Cette proposition est le fruit d'une méthodologie qui utilise les vastes archives qui subsistent pour de nombreuses seigneuries aux Archives de l'État en Belgique (AGR) afin de mettre l'histoire politique des Pays-Bas du Sud sur une base nouvelle et optimisée. Ce faisant, le projet abordera également les difficultés persistantes en matière d'accessibilité des archives seigneuriales.
L'équipe LORD vise à intervenir de manière significative dans les débats actuels sur la nature et la dynamique de la formation des Etats européens depuis la fin du Moyen Âge jusqu'à la fin de l’AR. Le projet n’est pas seulement innovant en ce qui concerne l'historiographie de la formation des Etats dans les Pays-Bas du Sud, mais il aborde également certaines questions clés qui font l'objet de discussions au niveau international. En outre, le projet vise à générer une nouvelle expertise pour les AGR en matière de gestion, de catalogage et de valorisation de la vaste collection, encore peu étudiée, de documents seigneuriaux qui sont pertinents pour un large éventail de sujets de recherche.
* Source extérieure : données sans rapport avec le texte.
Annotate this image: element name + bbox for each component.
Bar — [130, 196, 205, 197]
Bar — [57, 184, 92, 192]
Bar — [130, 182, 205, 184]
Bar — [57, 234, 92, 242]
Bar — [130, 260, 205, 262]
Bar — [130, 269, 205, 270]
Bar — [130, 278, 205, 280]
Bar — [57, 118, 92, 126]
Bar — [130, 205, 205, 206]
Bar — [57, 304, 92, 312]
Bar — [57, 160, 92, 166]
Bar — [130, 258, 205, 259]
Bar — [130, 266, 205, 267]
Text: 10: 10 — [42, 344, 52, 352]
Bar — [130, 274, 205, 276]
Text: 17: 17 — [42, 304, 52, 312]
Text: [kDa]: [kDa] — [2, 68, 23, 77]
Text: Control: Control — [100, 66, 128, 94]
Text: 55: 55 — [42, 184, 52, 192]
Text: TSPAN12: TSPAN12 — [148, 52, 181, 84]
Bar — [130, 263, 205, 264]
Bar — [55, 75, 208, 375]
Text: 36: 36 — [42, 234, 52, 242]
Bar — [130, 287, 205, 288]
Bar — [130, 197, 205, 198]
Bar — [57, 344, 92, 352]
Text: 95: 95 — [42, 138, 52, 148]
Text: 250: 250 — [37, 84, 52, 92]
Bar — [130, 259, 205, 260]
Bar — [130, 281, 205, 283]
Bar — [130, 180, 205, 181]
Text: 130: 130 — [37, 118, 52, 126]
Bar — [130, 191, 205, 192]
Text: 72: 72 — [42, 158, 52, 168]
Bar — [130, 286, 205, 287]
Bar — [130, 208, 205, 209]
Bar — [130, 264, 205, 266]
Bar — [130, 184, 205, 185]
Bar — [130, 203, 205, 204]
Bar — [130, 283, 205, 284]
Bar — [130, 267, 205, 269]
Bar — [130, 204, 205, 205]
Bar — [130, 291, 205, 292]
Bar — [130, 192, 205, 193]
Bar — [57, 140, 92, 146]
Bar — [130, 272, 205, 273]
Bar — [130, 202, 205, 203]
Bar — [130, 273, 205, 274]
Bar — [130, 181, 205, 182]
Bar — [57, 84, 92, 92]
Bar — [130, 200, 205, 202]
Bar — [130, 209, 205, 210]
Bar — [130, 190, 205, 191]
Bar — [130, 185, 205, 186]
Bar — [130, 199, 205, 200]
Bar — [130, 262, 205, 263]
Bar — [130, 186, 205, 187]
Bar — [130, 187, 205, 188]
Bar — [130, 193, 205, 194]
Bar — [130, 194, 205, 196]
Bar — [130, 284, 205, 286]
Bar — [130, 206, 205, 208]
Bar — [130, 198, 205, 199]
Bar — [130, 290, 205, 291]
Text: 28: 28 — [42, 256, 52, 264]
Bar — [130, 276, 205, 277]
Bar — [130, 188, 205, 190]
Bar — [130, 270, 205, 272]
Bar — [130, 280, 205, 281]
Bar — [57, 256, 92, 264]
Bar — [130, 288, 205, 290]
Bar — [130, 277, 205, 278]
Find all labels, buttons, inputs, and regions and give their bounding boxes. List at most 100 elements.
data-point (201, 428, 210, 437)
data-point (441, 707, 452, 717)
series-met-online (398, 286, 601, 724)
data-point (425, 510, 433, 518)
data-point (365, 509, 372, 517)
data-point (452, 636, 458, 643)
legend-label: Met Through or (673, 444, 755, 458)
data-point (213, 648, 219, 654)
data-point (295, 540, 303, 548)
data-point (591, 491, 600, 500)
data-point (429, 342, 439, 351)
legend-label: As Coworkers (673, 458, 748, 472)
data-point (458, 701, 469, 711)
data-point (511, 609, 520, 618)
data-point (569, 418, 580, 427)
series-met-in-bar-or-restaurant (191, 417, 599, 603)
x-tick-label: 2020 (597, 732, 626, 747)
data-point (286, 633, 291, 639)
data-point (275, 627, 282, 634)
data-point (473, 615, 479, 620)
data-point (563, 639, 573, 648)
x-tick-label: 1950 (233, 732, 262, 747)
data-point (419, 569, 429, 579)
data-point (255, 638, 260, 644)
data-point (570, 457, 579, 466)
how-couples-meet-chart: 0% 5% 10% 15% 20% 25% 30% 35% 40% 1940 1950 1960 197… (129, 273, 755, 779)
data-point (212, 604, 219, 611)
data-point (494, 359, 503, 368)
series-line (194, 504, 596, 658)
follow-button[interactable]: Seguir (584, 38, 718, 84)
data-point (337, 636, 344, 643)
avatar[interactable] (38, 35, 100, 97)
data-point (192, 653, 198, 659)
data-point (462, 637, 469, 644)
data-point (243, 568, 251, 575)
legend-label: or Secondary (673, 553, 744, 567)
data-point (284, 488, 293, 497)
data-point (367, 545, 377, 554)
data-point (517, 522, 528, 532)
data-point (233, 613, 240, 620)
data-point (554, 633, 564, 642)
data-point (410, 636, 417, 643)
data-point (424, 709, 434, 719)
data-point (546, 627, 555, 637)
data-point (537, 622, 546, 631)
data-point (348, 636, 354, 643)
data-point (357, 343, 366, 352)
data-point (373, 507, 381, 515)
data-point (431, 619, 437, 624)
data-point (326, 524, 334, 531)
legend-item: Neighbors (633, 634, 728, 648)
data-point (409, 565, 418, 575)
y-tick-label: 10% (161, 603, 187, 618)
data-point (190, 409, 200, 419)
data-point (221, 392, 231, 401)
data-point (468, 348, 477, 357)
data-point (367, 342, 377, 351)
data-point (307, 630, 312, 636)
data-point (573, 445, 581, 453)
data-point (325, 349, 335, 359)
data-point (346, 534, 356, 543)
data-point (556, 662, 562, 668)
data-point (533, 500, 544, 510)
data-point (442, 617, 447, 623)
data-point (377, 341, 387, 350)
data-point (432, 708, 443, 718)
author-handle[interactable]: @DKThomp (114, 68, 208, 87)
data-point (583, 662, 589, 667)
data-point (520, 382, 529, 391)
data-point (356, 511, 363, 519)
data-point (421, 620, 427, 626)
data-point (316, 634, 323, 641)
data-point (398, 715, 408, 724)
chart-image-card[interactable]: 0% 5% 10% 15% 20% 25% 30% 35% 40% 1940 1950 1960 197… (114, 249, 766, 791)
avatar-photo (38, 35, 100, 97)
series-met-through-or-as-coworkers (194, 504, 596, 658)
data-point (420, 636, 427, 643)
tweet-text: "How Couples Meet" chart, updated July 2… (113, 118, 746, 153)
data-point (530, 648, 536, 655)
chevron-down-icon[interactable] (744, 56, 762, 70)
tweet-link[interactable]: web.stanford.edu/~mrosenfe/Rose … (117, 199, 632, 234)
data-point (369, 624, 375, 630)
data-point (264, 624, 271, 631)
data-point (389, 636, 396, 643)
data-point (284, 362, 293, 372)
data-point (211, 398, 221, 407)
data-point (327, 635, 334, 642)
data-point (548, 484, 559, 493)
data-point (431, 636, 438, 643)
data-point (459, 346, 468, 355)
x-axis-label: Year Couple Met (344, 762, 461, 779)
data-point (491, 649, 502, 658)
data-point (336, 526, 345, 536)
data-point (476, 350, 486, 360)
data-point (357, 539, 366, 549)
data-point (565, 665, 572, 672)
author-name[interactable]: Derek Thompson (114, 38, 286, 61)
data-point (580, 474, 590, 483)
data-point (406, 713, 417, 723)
Les outils heuristiques, les répertoires, les cartes et les bases de données générés par ce projet permettront tant au personnel des ESF qu'aux utilisateurs de leurs collections de naviguer plus facilement et plus efficacement dans les documents seigneuriaux. Enfin, ce projet permettra également de sensibiliser le public à l'impact et au rôle des seigneurs et des seigneuries dans le passé belge, grâce à une série de publications et de communications non spécialisées.
Pour la valorisation académique du projet de recherche, le projet aura recours aux conférences (inter)nationales récurrentes existantes. Les deux doctorants et le chercheur postdoctoral présenteront les résultats provisoires de leurs projets de recherche respectifs lors d'au moins deux conférences chacun. Les superviseurs de ce projet contribueront également à ces communications et présentations. Les présentations ouvriront la voie aux publications énumérées ci-dessus. Grâce à ces documents et publications, les résultats du projet seront communiqués à un public varié.
Les médias sociaux et les bulletins d'information des Archives de l’Etat en Belgique et du département d'histoire de l'Université de Gand communiqueront les résultats de ce projet de recherche à un public d’historiens universitaires, professionnels, et amateurs. Pour finir, Buylaert et Lambrecht reprendront le thème des seigneuries et de la formation des Etats dans les séminaires de recherche sur l’histoire médiévale et moderne qu’ils organisent à l'Université de Gand. Dans ces séminaires, les étudiants collaboreront avec des doctorants et le chercheur post-doc en exploitant les sources originales conservées aux Archives de l’Etat en Belgique.